Many folks usually think about performance in a very simple way, resulting in asking questions like "can your server handle 10K concurrent connections?".
Performance is a multidimensional characteristic. It's impossible to take a picture of the system performance using only 1 metric.
When you asked about how good this system is performing, you should think about: latency, throughput, bandwidth, memory footprint, CPU usage, etc. To understand how system behaves under the load you should:
- Analyze test report metrics.
- Analyze internal system metrics (CPU, RAM, IO) from the target system to understand what is a bottleneck. Usually, modern systems provide some kind of telemetry that you can sink for further analysis.
Here is an example of NBomber statistics report that we try to analyze together.
Scenario statistics table
|request count||all = |
|latency||min = |
|latency percentile||50% = |
|data transfer||min = |
Ping statistics table
|Host||Status||Address||Round Trip Time||Time to Live||Don't Fragment||Buffer Size|
|nbomber.com||Success||126.96.36.199||43 ms||128||False||32 bytes|
The first noticeable thing is physical latency (Ping statistics -> Round Trip Time: 43ms) between the load test agent and the target host. It shows that you run your test under problematic infrastructure (internet connection is bad or your test agent and target system located in different datacenters). You should run your tests where are physical latency will be close to 0 - 1ms.
Next important thing is a combination of 3 dependent metrics:
RPS (request per sec) - shows throughput of target system. It reflects the capacity of the server in a way. The ability of the server in terms of how much load it can take. It is one of the significant indicator that helps in evaluating the performance of application. Maximum throughput is often desirable, though the performance of the system itself cannot be based only on higher throughput. There are certain other indicators like latency, bytes transfered size, also needs to be considered when testing the application performance. For a typical Web application, throughput is measured as number of requests sent to web server per second.

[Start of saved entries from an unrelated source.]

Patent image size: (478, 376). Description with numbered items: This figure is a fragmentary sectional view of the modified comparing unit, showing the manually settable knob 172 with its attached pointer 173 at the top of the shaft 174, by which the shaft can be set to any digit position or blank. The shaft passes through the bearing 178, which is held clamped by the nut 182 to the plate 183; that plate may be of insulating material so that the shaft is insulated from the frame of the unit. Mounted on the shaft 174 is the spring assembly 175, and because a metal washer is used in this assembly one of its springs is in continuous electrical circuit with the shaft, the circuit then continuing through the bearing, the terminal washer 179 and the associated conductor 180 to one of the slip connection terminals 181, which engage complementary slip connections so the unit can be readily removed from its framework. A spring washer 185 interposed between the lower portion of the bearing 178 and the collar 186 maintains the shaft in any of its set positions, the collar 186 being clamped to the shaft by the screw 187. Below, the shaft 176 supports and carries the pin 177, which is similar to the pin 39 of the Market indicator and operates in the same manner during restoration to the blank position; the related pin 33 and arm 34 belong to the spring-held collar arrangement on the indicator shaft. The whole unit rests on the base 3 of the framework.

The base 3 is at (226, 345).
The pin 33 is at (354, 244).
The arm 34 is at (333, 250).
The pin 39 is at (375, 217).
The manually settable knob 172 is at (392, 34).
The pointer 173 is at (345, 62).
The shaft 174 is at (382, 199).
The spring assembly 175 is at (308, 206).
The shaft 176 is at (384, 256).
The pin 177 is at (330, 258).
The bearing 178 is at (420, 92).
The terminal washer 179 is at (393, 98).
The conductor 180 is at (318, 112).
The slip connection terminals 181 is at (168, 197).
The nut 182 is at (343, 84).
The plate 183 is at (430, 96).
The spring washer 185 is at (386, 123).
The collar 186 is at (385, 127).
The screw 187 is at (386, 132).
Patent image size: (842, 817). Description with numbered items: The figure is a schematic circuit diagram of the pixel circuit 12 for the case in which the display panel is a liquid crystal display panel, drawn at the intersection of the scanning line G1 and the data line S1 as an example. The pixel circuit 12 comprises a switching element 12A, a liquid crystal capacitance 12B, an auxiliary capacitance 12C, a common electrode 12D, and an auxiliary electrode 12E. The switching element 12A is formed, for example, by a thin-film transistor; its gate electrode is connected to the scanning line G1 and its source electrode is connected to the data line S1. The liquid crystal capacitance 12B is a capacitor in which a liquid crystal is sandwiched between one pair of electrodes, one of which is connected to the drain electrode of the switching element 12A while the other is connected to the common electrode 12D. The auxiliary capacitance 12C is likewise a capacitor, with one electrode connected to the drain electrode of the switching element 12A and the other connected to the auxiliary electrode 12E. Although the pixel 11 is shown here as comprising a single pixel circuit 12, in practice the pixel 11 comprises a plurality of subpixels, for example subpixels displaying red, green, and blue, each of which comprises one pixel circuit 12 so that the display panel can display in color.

Latency - shows time interval from the point when the request was created and sent to the point when the response was received. This metric also depends on throughput (RPS) and data size (request/response size). Usually, during testing, the target system should reach a good balance between RPS and latency. For example, if the target system shows RPS: 10K (which sounds very good) but latency: 2 sec it means that any user will need to wait quite a long time to receive first byte therefore it's not good. Usually (depending on your use case of course) better to reach RPS: 1K but with 99% latency: 50ms.
Data transfer size - shows how many bytes were sent/received.

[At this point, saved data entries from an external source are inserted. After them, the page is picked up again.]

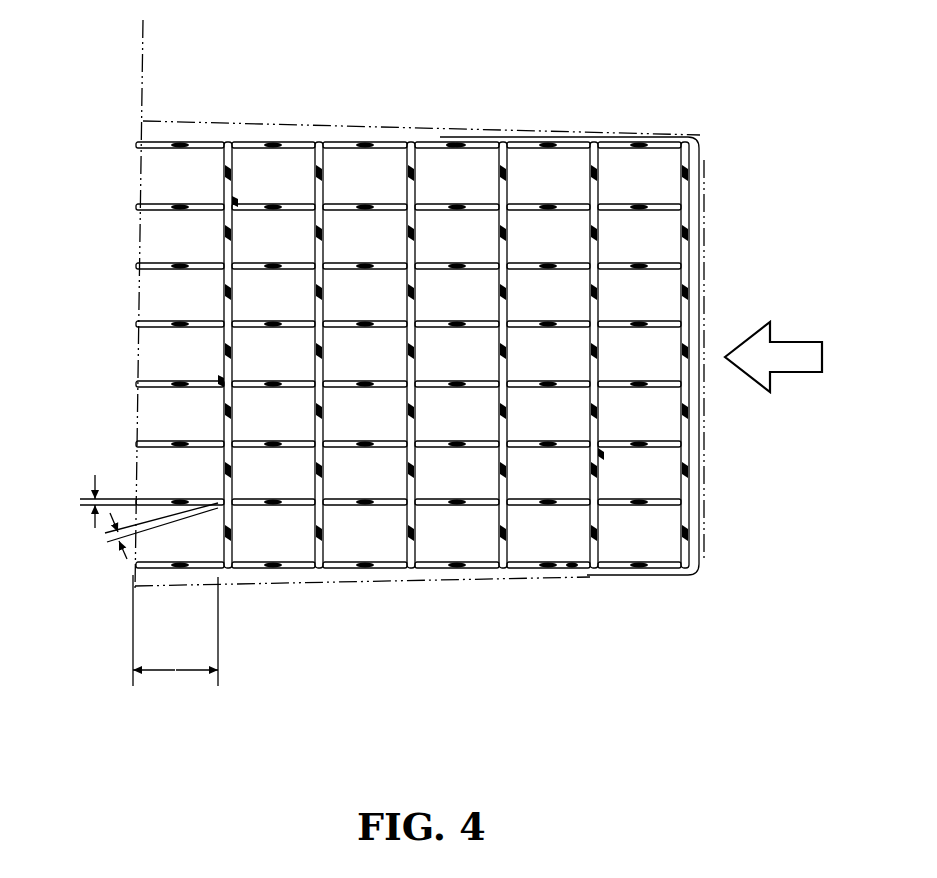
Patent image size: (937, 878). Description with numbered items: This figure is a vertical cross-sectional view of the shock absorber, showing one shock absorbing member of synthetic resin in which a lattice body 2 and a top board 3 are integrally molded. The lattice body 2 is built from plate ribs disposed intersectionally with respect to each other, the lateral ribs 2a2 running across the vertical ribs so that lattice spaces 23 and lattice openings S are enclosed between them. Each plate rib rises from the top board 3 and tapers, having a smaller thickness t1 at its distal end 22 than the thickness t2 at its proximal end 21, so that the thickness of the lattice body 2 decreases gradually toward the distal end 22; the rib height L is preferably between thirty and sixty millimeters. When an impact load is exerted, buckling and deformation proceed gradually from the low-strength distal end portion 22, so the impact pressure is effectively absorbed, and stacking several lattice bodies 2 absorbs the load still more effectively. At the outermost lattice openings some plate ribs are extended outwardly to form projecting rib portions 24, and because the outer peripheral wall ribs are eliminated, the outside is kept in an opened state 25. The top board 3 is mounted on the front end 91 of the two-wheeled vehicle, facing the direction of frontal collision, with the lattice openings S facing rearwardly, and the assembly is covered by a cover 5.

The lattice body 2 is at (445, 366).
The top board 3 is at (323, 183).
The cover 5 is at (704, 520).
The proximal end 21 is at (218, 378).
The distal end 22 is at (237, 200).
The lattice space 23 is at (470, 250).
The projecting rib portion 24 is at (540, 142).
The opened state 25 is at (452, 142).
The lateral rib 2a2 is at (642, 205).
The front end 91 is at (143, 52).
The lattice opening S is at (137, 313).
The thickness at the distal end t1 is at (79, 501).
The thickness at the proximal end t2 is at (150, 533).
The height L is at (175, 630).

When it comes to load simulation, systems behave in 2 different ways:
- Closed systems, where you keep a constant number of concurrent clients and they waiting on a response before sending a new request. A good example will be a database with 20 concurrent clients that constantly repeat sending query then wait for a response and do it again. Under the big load, requests will be queued and this queue will not grow since we have a finite number of clients. Usually, in real-world scenarios systems with persisted connections (RabbitMq, Kafka, WebSockets, Databases) are tested as closed systems.

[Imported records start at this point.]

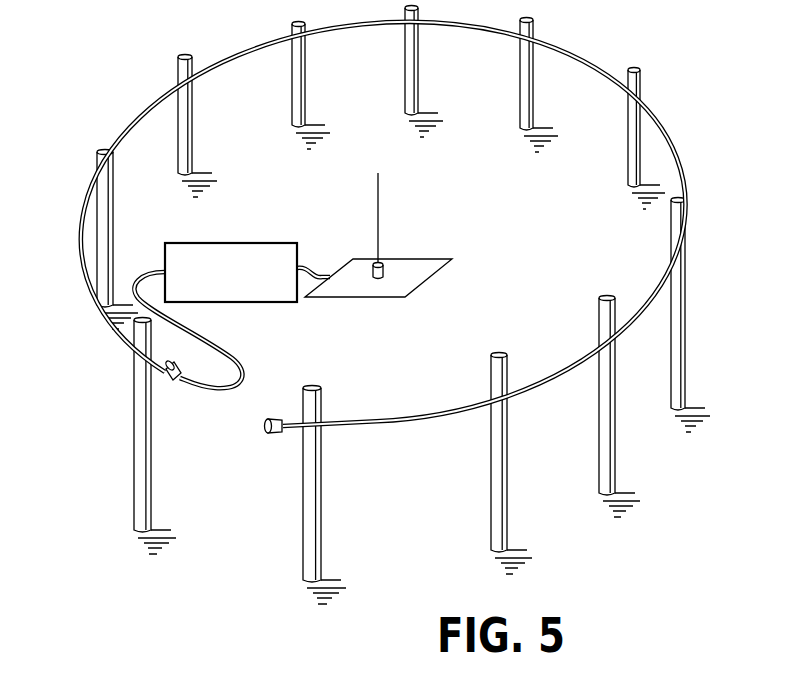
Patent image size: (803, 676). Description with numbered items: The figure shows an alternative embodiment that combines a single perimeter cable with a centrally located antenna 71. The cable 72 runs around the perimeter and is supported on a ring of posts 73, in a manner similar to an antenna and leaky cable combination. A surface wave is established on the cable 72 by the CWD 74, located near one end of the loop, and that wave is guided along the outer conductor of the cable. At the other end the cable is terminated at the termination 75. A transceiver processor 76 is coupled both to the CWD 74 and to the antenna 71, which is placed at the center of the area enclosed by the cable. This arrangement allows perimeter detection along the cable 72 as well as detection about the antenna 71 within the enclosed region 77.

The antenna with ground plane panel 71 is at (381, 229).
The wire loop antenna 72 is at (242, 55).
The support posts 73 is at (420, 100).
The wire connector 74 is at (174, 385).
The wire connector 75 is at (267, 437).
The transceiver processor 76 is at (273, 243).
The enclosed area 77 is at (486, 301).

- Open systems, where you keep arrival rate of new clients requests without waitng on responses. The good example could be some popular website like Amazon. Under the load new clients arrive even though applications have trouble serving them. Usually, in real-world scenarios systems that use stateless protocols like HTTP are tested as open systems.
NBomber allows you to configure load simulation, you can read more here.
Many folks do believe that they need to start testing using a smooth ramp-up. Usually, depending on the duration of ramp-up it's hard to get correct figures like RPS, latency, etc since your system is not fully loaded during the actual test. In fact, better to always start with a max load to fully load your system and get correct figures.
To start, we recommend you start with small unit load tests. These are designed to run on each commit for specific API endpoints and may take only 3-5 minutes each. But there could be some side effects (GC pause, memory leak, networking problems, etc) which you can catch only running tests for a long period. Therefore, you should have a nightly load test that will run at night for 30 minutes (or longer) per endpoint. The main goal of nightly running tests is to bring confidence that your system works stable despite any long period of time.
Make sure that you have controllability over your test input. Basically, your test input/output should be consistent between runs. Inconsistent test input will lead you to inconsistent results.